He said the suspects were responsible for moving thousands of pounds of marijuana, hundreds of kilograms of cocaine, LSD, molly, mushrooms, steroids, HGH, Xanax and other narcotics.

The investigation started years ago. The Orange County Sheriff's Office and the Drug Enforcement Agency launched an investigation in November 2018 into cocaine being sold in the Chapel Hill area.

It soon became clear that the illegal drug distribution was happening at or near UNC fraternity organizations.

Court filings specifically point to UNC chapters of Phi Gamma Delta, Kappa Sigma, and Beta Theta Pi from 2017-2020 being sites of illegal drug activity.

"Dealers set up inside these houses, poisoning fellow members of their fraternity, fueling a culture. And that's why I say today is about saving lives. Because this reckless culture has endangered lives," Martin said.

An Appalachian State fraternity member is also accused of being part of the drug ring, selling to fellow App State students as well as people in Chapel Hill.

Investigators also identified a female Duke student as being responsible for distributing cocaine to students at Duke and to fraternity members at UNC.

A primary supplier from California was the first person charged. According to court documents, from March 2017 until March 22, 2019, he supplied approximately 200 pounds of marijuana and two kilograms of cocaine weekly to a cooperating defendant in Orange County. Law enforcement operations at locations associated with the subject in Carrboro and Hillsborough resulted in the seizure of 148.75 pounds of marijuana, 442 grams of cocaine, 189 Xanax pills, steroids, human growth hormone, other narcotics, and approximately $27,775 in U.S. currency.

The investigation showed that payment for drugs was made using Venmo and by sending cash through the U.S. mail. That supplier pleaded guilty to on Nov. 24 and was sentenced to 73 months in prison.

The five defendants indicted for conspiracy to distribute cocaine and conspiracy to distribute marijuana face terms of imprisonment ranging from 10 years to life.
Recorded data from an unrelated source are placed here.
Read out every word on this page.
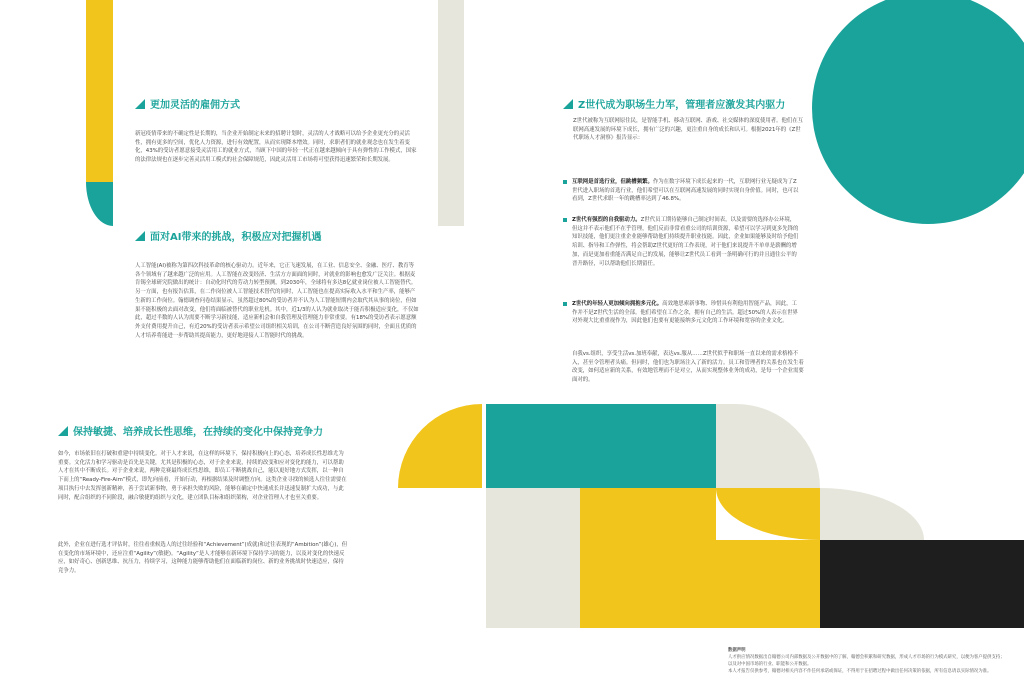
更加灵活的雇佣方式

新冠疫情带来的不确定性是长期的，当企业开始制定未来的招聘计划时，灵活的人才战略可以给予企业更充分的灵活性，拥有更多的空间，优化人力资源，进行有效配置，从而实现降本增效。同时，求职者们的就业观念也在发生着变化，43%的受访者愿意接受灵活用工的就业方式，当顾下中国的年轻一代正在越来越倾向于具有弹性的工作模式，国家的法律法规也在逐步完善灵活用工模式的社会保障规范，因此灵活用工市场将可望获得迅速繁荣和长期发展。

面对AI带来的挑战，积极应对把握机遇

人工智能(AI)被称为第四次科技革命的核心驱动力。近年来，它正飞速发展，在工业、信息安全、金融、医疗、教育等各个领域有了越来越广泛的应用。人工智能在改变经济、生活方方面面的同时，对就业的影响也愈发广泛关注。根据麦肯锡全球研究院做出的统计：自动化时代的劳动力转型预测，到2030年，全球将有多达8亿就业岗位被人工智能替代。另一方面，也有报告估算，在二作岗位被人工智能技术替代的同时，人工智能也在提高实际收入水平和生产率，能够产生新的工作岗位。翰德调查问卷结果显示，虽然超过80%的受访者并不认为人工智能短期内会取代其从事的岗位，但如果不能积极的去面对改变，他们将面临被替代的职业危机。其中，近1/3的人认为就业取决于能否积极适应变化，不仅如此，超过半数的人认为需要不断学习新技能，适应新机会和自我管理及管理能力非常重要。有18%的受访者表示愿意额外支付费用提升自己，有近20%的受访者表示希望公司组织相关培训，在公司不断营造良好氛围的同时，全面且优质的人才培养将能进一步帮助其提高能力，更好地迎接人工智能时代的挑战。

保持敏捷、培养成长性思维，在持续的变化中保持竞争力

如今，市场依旧在打破和重建中持续变化。对于人才来说，在这样的环境下，保持积极向上的心态，培养成长性思维尤为重要。文化活力和学习驱动是首先是关键，尤其是积极的心态，对于企业来说，持续的改变和应对变化的能力，可以帮助人才在其中不断成长。对于企业来说，两种竞赛最终成长性思维，即员工不断挑战自己，能以更好地方式发挥，以一种自下而上的“Ready-Fire-Aim”模式，即先向前看，开始行动，再根据结果及时调整方向。这类企业寻找的候选人往往需要在项目执行中去发挥创新精神，善于尝试新事物，勇于承担失败的风险，能够在确定中快速成长并迅速复制扩大成功，与此同时，配合组织的不同阶段，融合敏捷的组织与文化，建立团队目标和组织架构，对企业管理人才也至关重要。

此外，企业在进行选才评估时，往往看重候选人的过往经验和“Achievement”(成就)和过往表现的“Ambition”(雄心)，但在变化的市场环境中，还应注重“Agility”(敏捷)。“Agility”是人才能够在新环境下保持学习的能力，以及对变化的快速反应，如好奇心、创新思维、抗压力，持续学习，这种能力能够帮助他们在面临新的岗位、新的业务挑战时快速适应，保持竞争力。

Z世代成为职场生力军，管理者应激发其内驱力

Z世代被称为互联网原住民，是智能手机、移动互联网、游戏、社交媒体的深度使用者。他们在互联网高速发展的环境下成长，拥有广泛的兴趣，更注重自身的成长和认可。根据2021年的《Z世代职场人才洞察》报告显示：

互联网是首选行业，但跳槽频繁。作为在数字环境下成长起来的一代，互联网行业无疑成为了Z世代进入职场的首选行业，他们希望可以在互联网高速发展的同时实现自身价值。同时，也可以看到，Z世代求职一年的跳槽率达到了46.8%。
Z世代有强烈的自我驱动力。Z世代员工期待能够自己制定时间表，以及需要的选择办公环境，但这并不表示他们不在乎管理，他们反而非常看重公司的培训资源，希望可以学习到更多先锋的知识技能，他们更注重企业能够帮助他们持续提升职业技能。因此，企业如果能够及时给予他们培训、指导和工作弹性，将会帮助Z世代更好的工作表现，对于他们来说提升不单单是薪酬的增加，而是更加看重能否满足自己的发展，能够让Z世代员工看到一条明确可行的并且通往公平的晋升路径，可以帮助他们长期留任。
Z世代的年轻人更加倾向拥抱多元化。高效地思索新事物、珍惜具有利他用智能产品，因此，工作并不是Z世代生活的全部。他们希望在工作之余，拥有自己的生活。超过50%的人表示在世界对外观大比重重视作为，因此他们也要有更能接纳多元文化的工作环境和宽容的企业文化。

自我vs.组织，享受生活vs.加班奉献，表达vs.服从……Z世代似乎和职场一直以来的需求格格不入，甚至令管理者头痛。但同时，他们也为职场注入了新的活力。员工和管理者的关系也在发生着改变，如何适应新的关系，有效地管理而不是对立，从而实现整体业务的成功，是每一个企业需要面对的。

数据声明
人才供应情况数据出自翰德公司内部数据及公开数据中的了解，翰德会积累和研究数据，形成人才市场的行为模式研究，以便为客户提供支持；以及对中国市场的行业、职能和公开数据。
本人才报告仅供参考，翰德对相关内容不作任何承诺或保证，不得用于在招聘过程中做出任何决策的依据，所有信息请以实际情况为准。
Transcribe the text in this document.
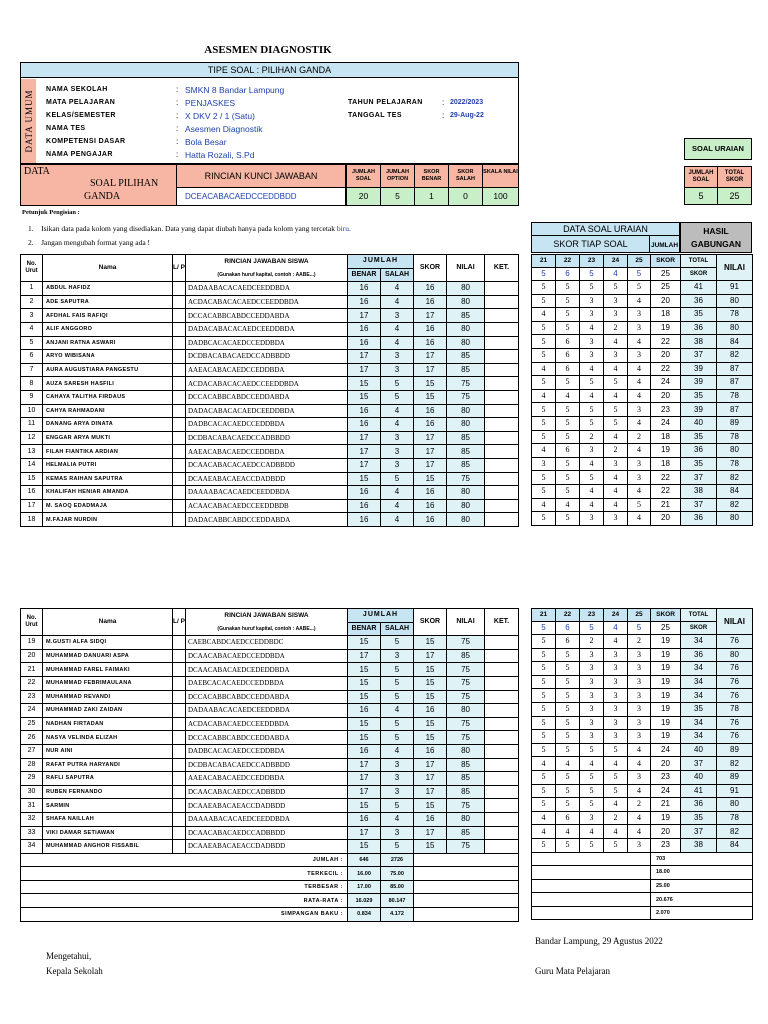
ASESMEN DIAGNOSTIK
TIPE SOAL : PILIHAN GANDA
DATA UMUM NAMA SEKOLAH	: SMKN 8 Bandar Lampung
MATA PELAJARAN	: PENJASKES
KELAS/SEMESTER	: X DKV 2 / 1 (Satu)
NAMA TES	: Asesmen Diagnostik
KOMPETENSI DASAR	: Bola Besar
NAMA PENGAJAR	: Hatta Rozali, S.Pd
TAHUN PELAJARAN : 2022/2023
TANGGAL TES	: 29-Aug-22
DATA
SOAL PILIHAN
GANDA
RINCIAN KUNCI JAWABAN
DCEACABACAEDCCEDDBDD
JUMLAH SOAL
20
JUMLAH OPTION
5
SKOR BENAR
1
SKOR SALAH
0
SKALA NILAI
100
SOAL URAIAN
JUMLAH SOAL
TOTAL SKOR
5	25
Petunjuk Pengisian :
1. Isikan data pada kolom yang disediakan. Data yang dapat diubah hanya pada kolom yang tercetak biru.
2. Jangan mengubah format yang ada !
DATA SOAL URAIAN
SKOR TIAP SOAL	JUMLAH
HASIL GABUNGAN
No. Urut	Nama	L/ P	RINCIAN JAWABAN SISWA	JUMLAH		SKOR	NILAI	KET.
			(Gunakan huruf kapital, contoh : AABE...)	BENAR	SALAH			
1	ABDUL HAFIDZ		DADAABACACAEDCEEDDBDA	16	4	16	80	
2	ADE SAPUTRA		ACDACABACACAEDCCEEDDBDA	16	4	16	80	
3	AFDHAL FAIS RAFIQI		DCCACABBCABDCCEDDABDA	17	3	17	85	
4	ALIF ANGGORO		DADACABACACAEDCEEDDBDA	16	4	16	80	
5	ANJANI RATNA ASWARI		DADBCACACAEDCCEDDBDA	16	4	16	80	
6	ARYO WIBISANA		DCDBACABACAEDCCADBBDD	17	3	17	85	
7	AURA AUGUSTIARA PANGESTU		AAEACABACAEDCCEDDBDA	17	3	17	85	
8	AUZA SARESH HASFILI		ACDACABACACAEDCCEEDDBDA	15	5	15	75	
9	CAHAYA TALITHA FIRDAUS		DCCACABBCABDCCEDDABDA	15	5	15	75	
10	CAHYA RAHMADANI		DADACABACACAEDCEEDDBDA	16	4	16	80	
11	DANANG ARYA DINATA		DADBCACACAEDCCEDDBDA	16	4	16	80	
12	ENGGAR ARYA MUKTI		DCDBACABACAEDCCADBBDD	17	3	17	85	
13	FILAH FIANTIKA ARDIAN		AAEACABACAEDCCEDDBDA	17	3	17	85	
14	HELMALIA PUTRI		DCAACABACACAEDCCADBBDD	17	3	17	85	
15	KEMAS RAIHAN SAPUTRA		DCAAEABACAEACCDADBDD	15	5	15	75	
16	KHALIFAH HENIAR AMANDA		DAAAABACACAEDCEEDDBDA	16	4	16	80	
17	M. SAOQ EDADMAJA		ACAACABACAEDCCEEDDBDB	16	4	16	80	
18	M.FAJAR NURDIN		DADACABBCABDCCEDDABDA	16	4	16	80	
21	22	23	24	25	SKOR	TOTAL	NILAI
5	6	5	4	5	25	SKOR	
5	5	5	5	5	25	41	91
5	5	3	3	4	20	36	80
4	5	3	3	3	18	35	78
5	5	4	2	3	19	36	80
5	6	3	4	4	22	38	84
5	6	3	3	3	20	37	82
4	6	4	4	4	22	39	87
5	5	5	5	4	24	39	87
4	4	4	4	4	20	35	78
5	5	5	5	3	23	39	87
5	5	5	5	4	24	40	89
5	5	2	4	2	18	35	78
4	6	3	2	4	19	36	80
3	5	4	3	3	18	35	78
5	5	5	4	3	22	37	82
5	5	4	4	4	22	38	84
4	4	4	4	5	21	37	82
5	5	3	3	4	20	36	80
No. Urut	Nama	L/ P	RINCIAN JAWABAN SISWA	JUMLAH		SKOR	NILAI	KET.
			(Gunakan huruf kapital, contoh : AABE...)	BENAR	SALAH			
19	M.GUSTI ALFA SIDQI		CAEBCABDCAEDCCEDDBDC	15	5	15	75	
20	MUHAMMAD DANUARI ASPA		DCAACABACAEDCCEDDBDA	17	3	17	85	
21	MUHAMMAD FAREL FAIMAKI		DCAACABACAEDCEDEDDBDA	15	5	15	75	
22	MUHAMMAD FEBRIMAULANA		DAEBCACACAEDCCEDDBDA	15	5	15	75	
23	MUHAMMAD REVANDI		DCCACABBCABDCCEDDABDA	15	5	15	75	
24	MUHAMMAD ZAKI ZAIDAN		DADAABACACAEDCEEDDBDA	16	4	16	80	
25	NADHAN FIRTADAN		ACDACABACAEDCCEEDDBDA	15	5	15	75	
26	NASYA VELINDA ELIZAH		DCCACABBCABDCCEDDABDA	15	5	15	75	
27	NUR AINI		DADBCACACAEDCCEDDBDA	16	4	16	80	
28	RAFAT PUTRA HARYANDI		DCDBACABACAEDCCADBBDD	17	3	17	85	
29	RAFLI SAPUTRA		AAEACABACAEDCCEDDBDA	17	3	17	85	
30	RUBEN FERNANDO		DCAACABACAEDCCADBBDD	17	3	17	85	
31	SARMIN		DCAAEABACAEACCDADBDD	15	5	15	75	
32	SHAFA NAILLAH		DAAAABACACAEDCEEDDBDA	16	4	16	80	
33	VIKI DAMAR SETIAWAN		DCAACABACAEDCCADBBDD	17	3	17	85	
34	MUHAMMAD ANGHOR FISSABIL		DCAAEABACAEACCDADBDD	15	5	15	75	
JUMLAH :				646	2726			
TERKECIL :				16.00	75.00			
TERBESAR :				17.00	85.00			
RATA-RATA :				16.029	80.147			
SIMPANGAN BAKU :				0.834	4.172			
21	22	23	24	25	SKOR	TOTAL	NILAI
5	6	5	4	5	25	SKOR	
5	6	2	4	2	19	34	76
5	5	3	3	3	19	36	80
5	5	3	3	3	19	34	76
5	5	3	3	3	19	34	76
5	5	3	3	3	19	34	76
5	5	3	3	3	19	35	78
5	5	3	3	3	19	34	76
5	5	3	3	3	19	34	76
5	5	5	5	4	24	40	89
4	4	4	4	4	20	37	82
5	5	5	5	3	23	40	89
5	5	5	5	4	24	41	91
5	5	5	4	2	21	36	80
4	6	3	2	4	19	35	78
4	4	4	4	4	20	37	82
5	5	5	5	3	23	38	84
					703		
					18.00		
					25.00		
					20.676		
					2.070		
Bandar Lampung, 29 Agustus 2022
Mengetahui,
Kepala Sekolah	Guru Mata Pelajaran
"College communities should be a safe haven for young adults to get a higher education. Not a place where illegal drugs are easily accessible," DEA agent Matt O'Brien said. "The arrest of these drug traffickers makes these college campuses and their respective communities safer."

UNC-Chapel Hill Chancellor Kevin Guskiewicz issued the following statement about the allegations; "We are extremely disappointed to learn of these alleged actions on our campus. The University is committed to working with law enforcement to fully understand the involvement of any university individuals or organizations so that disciplinary action can be taken. Although none of the individuals named today are currently enrolled students, we will remain vigilant and continue to work with our law enforcement partners to identify and address any illegal drug use on our campus. Our community can be certain that the University will enforce the student conduct code to the fullest extent possible."

A representative of Phi Gamma Delta issued the following statement: "It is shocking to learn of the allegations involving our chapter and others at the University of North Carolina. These allegations are very serious, suggest conduct which violate our policies and values, and we have zero tolerance for the alleged actions. We are committed to working with law enforcement and the University to fully understand the involvement of our members."